Beslenme ve Aşılar Otizme Neden Olur:
Beslenme, aşılar, gebelik döneminde toksik, ağır metal maruziyeti gibi durumların otizme yol açtığına dair görüşler olsa da yapılan araştırmalar bu görüşleri desteklememektedir. Ailelerin tedavi amacıyla bu tarz görüşlerden hareketle tıbbi dayanağı olmayan yollara başvurdukları gözlenmektedir, ancak bilimsel olarak kanıtlanmamış bu gibi uygulamaların çocuklara zarar verme ihtimali oldukça yüksektir.
Otizm Tedavi Edilebilir:
ve erken yaşta uyaran eksikliğinin birbirinden ayrıştırılması oldukça önemlidir. Erken bebeklik döneminde ihtiyaç duyulan duygusal, sosyal ve bilişsel uyaran ortamı sağlanamadığı takdirde bebeklerde/çocuklarda otizm benzeri davranış örüntüleri gözlenebilir. Ancak uygun uyaran ortamı oluşturulduğunda, çocukların sosyal becerilerinin geliştirdiği ve ilişki kurabildikleri görülmektedir.

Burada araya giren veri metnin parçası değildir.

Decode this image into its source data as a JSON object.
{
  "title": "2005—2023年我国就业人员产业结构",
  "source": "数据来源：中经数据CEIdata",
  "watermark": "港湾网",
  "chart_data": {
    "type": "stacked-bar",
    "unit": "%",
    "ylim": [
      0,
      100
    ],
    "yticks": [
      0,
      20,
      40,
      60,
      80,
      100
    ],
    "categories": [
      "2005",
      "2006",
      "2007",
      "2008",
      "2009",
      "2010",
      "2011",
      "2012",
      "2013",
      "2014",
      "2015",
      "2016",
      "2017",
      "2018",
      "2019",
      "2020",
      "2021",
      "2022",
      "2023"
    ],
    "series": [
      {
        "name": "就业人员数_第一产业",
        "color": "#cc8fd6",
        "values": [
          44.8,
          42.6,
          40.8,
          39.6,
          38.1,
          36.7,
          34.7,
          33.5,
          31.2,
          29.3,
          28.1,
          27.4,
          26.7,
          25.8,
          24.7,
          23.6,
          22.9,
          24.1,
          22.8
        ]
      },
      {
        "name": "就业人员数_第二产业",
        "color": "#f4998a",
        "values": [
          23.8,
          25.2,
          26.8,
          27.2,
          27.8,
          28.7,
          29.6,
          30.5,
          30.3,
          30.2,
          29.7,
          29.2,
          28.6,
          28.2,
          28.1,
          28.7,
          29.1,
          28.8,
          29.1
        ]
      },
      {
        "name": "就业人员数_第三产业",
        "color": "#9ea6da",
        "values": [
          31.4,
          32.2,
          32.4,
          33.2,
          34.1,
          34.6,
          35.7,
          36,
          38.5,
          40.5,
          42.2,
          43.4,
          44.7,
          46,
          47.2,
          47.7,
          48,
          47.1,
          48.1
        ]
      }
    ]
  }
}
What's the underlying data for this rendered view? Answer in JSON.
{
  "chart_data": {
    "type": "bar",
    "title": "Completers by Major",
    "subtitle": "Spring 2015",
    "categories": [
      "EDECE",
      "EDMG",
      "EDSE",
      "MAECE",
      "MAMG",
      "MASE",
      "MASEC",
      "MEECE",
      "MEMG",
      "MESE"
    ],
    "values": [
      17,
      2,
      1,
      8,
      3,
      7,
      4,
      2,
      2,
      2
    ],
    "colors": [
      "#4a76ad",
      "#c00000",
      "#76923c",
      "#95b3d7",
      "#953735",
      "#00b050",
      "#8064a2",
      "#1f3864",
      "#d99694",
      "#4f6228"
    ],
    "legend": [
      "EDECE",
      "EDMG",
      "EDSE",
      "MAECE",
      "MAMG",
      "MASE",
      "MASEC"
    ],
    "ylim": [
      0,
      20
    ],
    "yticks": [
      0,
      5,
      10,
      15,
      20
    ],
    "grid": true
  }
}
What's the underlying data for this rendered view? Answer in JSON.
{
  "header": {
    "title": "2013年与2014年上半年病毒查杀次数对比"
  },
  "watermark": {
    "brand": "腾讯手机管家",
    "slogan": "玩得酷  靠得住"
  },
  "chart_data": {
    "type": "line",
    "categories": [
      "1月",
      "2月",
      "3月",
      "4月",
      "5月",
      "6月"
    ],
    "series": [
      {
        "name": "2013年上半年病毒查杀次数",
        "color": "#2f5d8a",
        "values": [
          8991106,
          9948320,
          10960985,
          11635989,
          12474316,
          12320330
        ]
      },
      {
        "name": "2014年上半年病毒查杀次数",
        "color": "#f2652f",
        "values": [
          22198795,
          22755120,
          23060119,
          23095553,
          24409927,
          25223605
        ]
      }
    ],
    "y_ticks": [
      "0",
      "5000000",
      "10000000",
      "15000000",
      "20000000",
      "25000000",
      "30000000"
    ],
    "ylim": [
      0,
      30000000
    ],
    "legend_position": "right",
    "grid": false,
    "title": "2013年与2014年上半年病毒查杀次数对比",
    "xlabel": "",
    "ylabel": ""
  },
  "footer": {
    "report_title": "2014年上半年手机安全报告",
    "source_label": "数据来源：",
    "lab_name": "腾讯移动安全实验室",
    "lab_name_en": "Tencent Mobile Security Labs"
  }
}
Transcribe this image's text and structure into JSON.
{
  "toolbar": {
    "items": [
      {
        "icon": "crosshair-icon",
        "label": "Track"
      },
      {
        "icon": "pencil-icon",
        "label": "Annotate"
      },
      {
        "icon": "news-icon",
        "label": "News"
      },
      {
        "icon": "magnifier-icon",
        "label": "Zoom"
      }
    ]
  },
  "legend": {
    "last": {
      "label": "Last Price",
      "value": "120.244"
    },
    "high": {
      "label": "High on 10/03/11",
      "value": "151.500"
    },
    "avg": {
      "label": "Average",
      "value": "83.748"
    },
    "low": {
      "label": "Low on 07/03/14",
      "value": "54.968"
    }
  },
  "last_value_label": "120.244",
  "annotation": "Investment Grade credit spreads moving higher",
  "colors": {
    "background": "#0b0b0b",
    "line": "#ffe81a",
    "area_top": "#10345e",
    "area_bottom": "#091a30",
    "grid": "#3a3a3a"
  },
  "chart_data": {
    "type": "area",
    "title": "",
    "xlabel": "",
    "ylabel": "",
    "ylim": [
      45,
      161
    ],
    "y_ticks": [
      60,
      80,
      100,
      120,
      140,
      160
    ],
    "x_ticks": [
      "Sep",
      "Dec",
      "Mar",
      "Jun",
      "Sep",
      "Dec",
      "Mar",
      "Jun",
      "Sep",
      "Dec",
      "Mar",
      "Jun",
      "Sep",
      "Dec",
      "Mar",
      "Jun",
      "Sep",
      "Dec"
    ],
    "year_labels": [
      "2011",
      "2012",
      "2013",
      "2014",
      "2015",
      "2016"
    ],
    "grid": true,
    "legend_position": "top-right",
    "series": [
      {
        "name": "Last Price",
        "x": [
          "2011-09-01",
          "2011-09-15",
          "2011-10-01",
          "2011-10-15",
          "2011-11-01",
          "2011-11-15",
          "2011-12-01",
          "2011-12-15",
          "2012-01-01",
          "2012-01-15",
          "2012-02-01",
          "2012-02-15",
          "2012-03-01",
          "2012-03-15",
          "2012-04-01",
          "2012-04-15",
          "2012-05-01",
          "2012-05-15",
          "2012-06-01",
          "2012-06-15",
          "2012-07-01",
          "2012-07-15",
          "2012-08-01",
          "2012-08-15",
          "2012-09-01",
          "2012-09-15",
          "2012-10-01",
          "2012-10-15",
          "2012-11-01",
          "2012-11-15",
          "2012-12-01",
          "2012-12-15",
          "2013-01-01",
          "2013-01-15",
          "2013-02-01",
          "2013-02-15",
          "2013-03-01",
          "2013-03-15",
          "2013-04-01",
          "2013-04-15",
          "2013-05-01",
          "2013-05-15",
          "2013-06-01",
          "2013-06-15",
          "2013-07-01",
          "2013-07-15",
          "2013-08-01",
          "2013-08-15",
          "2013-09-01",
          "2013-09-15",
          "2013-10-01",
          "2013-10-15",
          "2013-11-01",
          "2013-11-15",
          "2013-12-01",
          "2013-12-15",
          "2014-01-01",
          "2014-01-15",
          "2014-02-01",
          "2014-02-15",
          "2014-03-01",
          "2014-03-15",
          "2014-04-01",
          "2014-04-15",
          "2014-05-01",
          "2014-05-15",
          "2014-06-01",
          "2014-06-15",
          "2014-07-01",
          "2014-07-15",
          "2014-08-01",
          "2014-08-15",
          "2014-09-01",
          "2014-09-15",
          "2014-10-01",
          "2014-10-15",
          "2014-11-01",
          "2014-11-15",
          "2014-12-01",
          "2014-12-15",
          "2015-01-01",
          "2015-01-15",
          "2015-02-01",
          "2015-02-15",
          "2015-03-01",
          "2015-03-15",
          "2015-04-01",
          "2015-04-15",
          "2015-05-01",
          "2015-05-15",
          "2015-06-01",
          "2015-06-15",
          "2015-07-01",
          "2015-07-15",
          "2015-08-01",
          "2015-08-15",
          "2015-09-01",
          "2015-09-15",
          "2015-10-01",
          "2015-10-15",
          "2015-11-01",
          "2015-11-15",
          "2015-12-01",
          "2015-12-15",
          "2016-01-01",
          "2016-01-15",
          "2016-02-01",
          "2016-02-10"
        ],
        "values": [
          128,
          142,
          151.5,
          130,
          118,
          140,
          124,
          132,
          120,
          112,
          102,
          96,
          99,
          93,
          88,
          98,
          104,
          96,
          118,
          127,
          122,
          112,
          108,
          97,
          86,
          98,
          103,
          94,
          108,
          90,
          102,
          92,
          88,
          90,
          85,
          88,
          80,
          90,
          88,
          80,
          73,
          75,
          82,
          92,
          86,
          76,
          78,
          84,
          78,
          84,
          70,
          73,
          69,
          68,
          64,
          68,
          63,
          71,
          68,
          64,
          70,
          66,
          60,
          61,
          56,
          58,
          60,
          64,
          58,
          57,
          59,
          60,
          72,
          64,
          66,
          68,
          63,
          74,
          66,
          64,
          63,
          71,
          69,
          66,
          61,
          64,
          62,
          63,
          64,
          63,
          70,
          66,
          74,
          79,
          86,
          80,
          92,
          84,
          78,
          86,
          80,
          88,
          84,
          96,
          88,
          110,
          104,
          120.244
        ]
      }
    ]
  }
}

Otizmi ortadan kaldıran bir yol henüz keşfedilmemiştir. Otizmde medikal destek, ilgili belirtilerin şiddetini azaltmada oldukça etkilidir. Bu sayede çocukların gündelik yaşamlarını sürdürebilmeleri ve okul ortamında eğitimlerine devam etmeleri sağlanabilir. Belirtileri hafifletmeye yönelik kullanılan ilaçların mutlaka uzman hekim tarafından reçete edilmesi gerekmektedir. Medikal desteğin yanı sıra öz bakım ve temel iletişim becerilerini desteklemek amacıyla özel eğitim ve rehabilitasyon merkezlerinde çocukları destekleyici eğitim programları yürütülmektedir. Bu gibi eğitim faaliyetleriyle erken yaşta çocukların desteklenmesi oldukça önemlidir.